L’expert en criminalité transnationale Jacob Daniel Sims, chercheur invité à l’Asia Center de l’Université Harvard, a souligné que le groupe Prince était « un élément essentiel de l’infrastructure qui rend possible la cyberarnaque mondiale ». Il a ajouté que Chen Zhi était un « pilier central » de l’économie criminelle liée au régime cambodgien, ayant agi comme conseiller du Premier ministre Hun Manet et de son père, l’ancien Premier ministre Hun Sen.
« Même si les mises en accusation et les sanctions ne démantèlent pas instantanément ces réseaux, elles modifient fondamentalement le calcul des risques », a déclaré Sims, ajoutant qu’elles incitent « toutes les banques mondiales, les sociétés immobilières et les investisseurs à réfléchir à deux fois avant de toucher à l’argent de l’élite cambodgienne ».
La ministre britannique des Affaires étrangères, Yvette Cooper, a déclaré que le réseau frauduleux s’enrichissait « en détruisant des vies à travers le monde », ajoutant que « les cerveaux derrière ces horribles centres d’arnaques ruinent la vie de personnes vulnérables et achètent des maisons à Londres pour stocker leur argent ».
Par ailleurs, la Corée du Sud a annoncé une interdiction de voyager dans certaines régions du Cambodge, en raison des inquiétudes concernant l’enlèvement et l’exploitation de ses citoyens pour les faire travailler dans les centres frauduleux.
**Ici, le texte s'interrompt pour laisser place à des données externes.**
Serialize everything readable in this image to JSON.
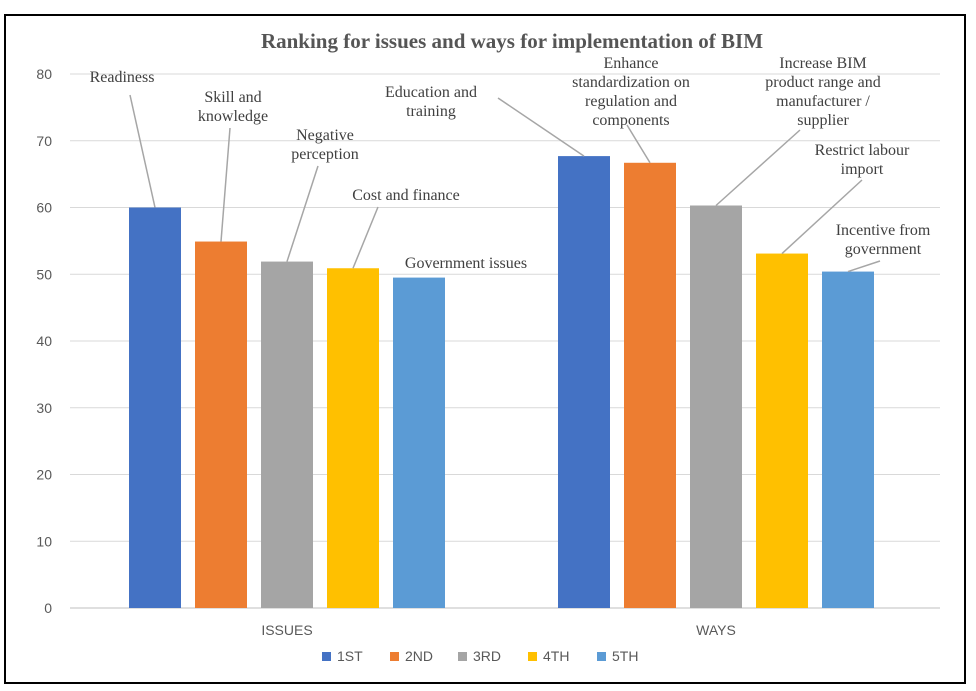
{
  "chart_data": {
    "type": "bar",
    "title": "Ranking for issues and ways for implementation of BIM",
    "categories": [
      "ISSUES",
      "WAYS"
    ],
    "ylim": [
      0,
      80
    ],
    "yticks": [
      "0",
      "10",
      "20",
      "30",
      "40",
      "50",
      "60",
      "70",
      "80"
    ],
    "grid": true,
    "legend_position": "bottom",
    "series": [
      {
        "name": "1ST",
        "color": "#4472C4",
        "values": [
          60,
          67.7
        ]
      },
      {
        "name": "2ND",
        "color": "#ED7D31",
        "values": [
          54.9,
          66.7
        ]
      },
      {
        "name": "3RD",
        "color": "#A5A5A5",
        "values": [
          51.9,
          60.3
        ]
      },
      {
        "name": "4TH",
        "color": "#FFC000",
        "values": [
          50.9,
          53.1
        ]
      },
      {
        "name": "5TH",
        "color": "#5B9BD5",
        "values": [
          49.5,
          50.4
        ]
      }
    ],
    "annotations": [
      {
        "lines": [
          "Readiness"
        ]
      },
      {
        "lines": [
          "Skill and",
          "knowledge"
        ]
      },
      {
        "lines": [
          "Negative",
          "perception"
        ]
      },
      {
        "lines": [
          "Cost and finance"
        ]
      },
      {
        "lines": [
          "Government issues"
        ]
      },
      {
        "lines": [
          "Education and",
          "training"
        ]
      },
      {
        "lines": [
          "Enhance",
          "standardization on",
          "regulation and",
          "components"
        ]
      },
      {
        "lines": [
          "Increase BIM",
          "product range and",
          "manufacturer /",
          "supplier"
        ]
      },
      {
        "lines": [
          "Restrict labour",
          "import"
        ]
      },
      {
        "lines": [
          "Incentive from",
          "government"
        ]
      }
    ]
  }
}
L’interdiction concerne la région montagneuse de Bokor dans la province de Kampot, ainsi que les villes de Bavet et de Poipet. Séoul a également envoyé une délégation gouvernementale au Cambodge pour discuter de la question et mener une enquête conjointe sur la mort récente d’un étudiant sud-coréen, retrouvé mort dans une camionnette en août après avoir été kidnappé et torturé par un réseau criminel. Environ 1 000 Sud-Coréens seraient actuellement employés dans des opérations frauduleuses au Cambodge, et Séoul prévoit de rapatrier plus de 60 de ses ressortissants détenus par les autorités cambodgiennes d’ici la fin de la semaine.
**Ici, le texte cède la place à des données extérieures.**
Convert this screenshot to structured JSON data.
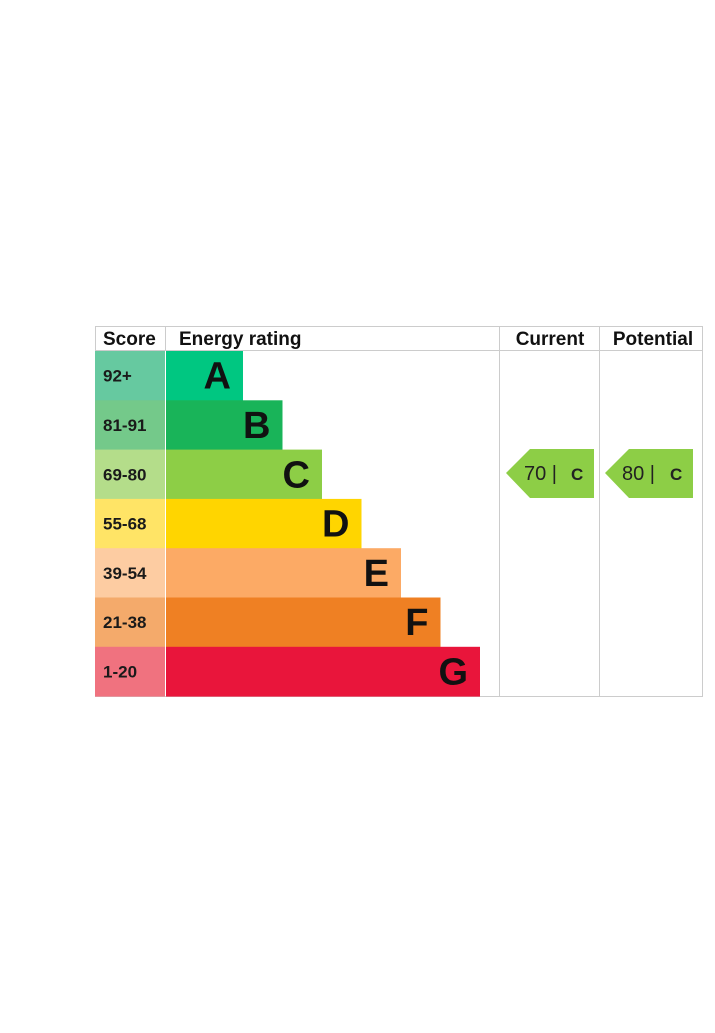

En 2023, les Nations Unies estimaient qu’environ 100 000 personnes étaient forcées de commettre des escroqueries en ligne au Cambodge, au moins 120 000 au Myanmar et des dizaines de milliers en Thaïlande, au Laos et aux Philippines. L’ONU a également averti en septembre que le Timor oriental devenait un nouveau point chaud pour ces escroqueries.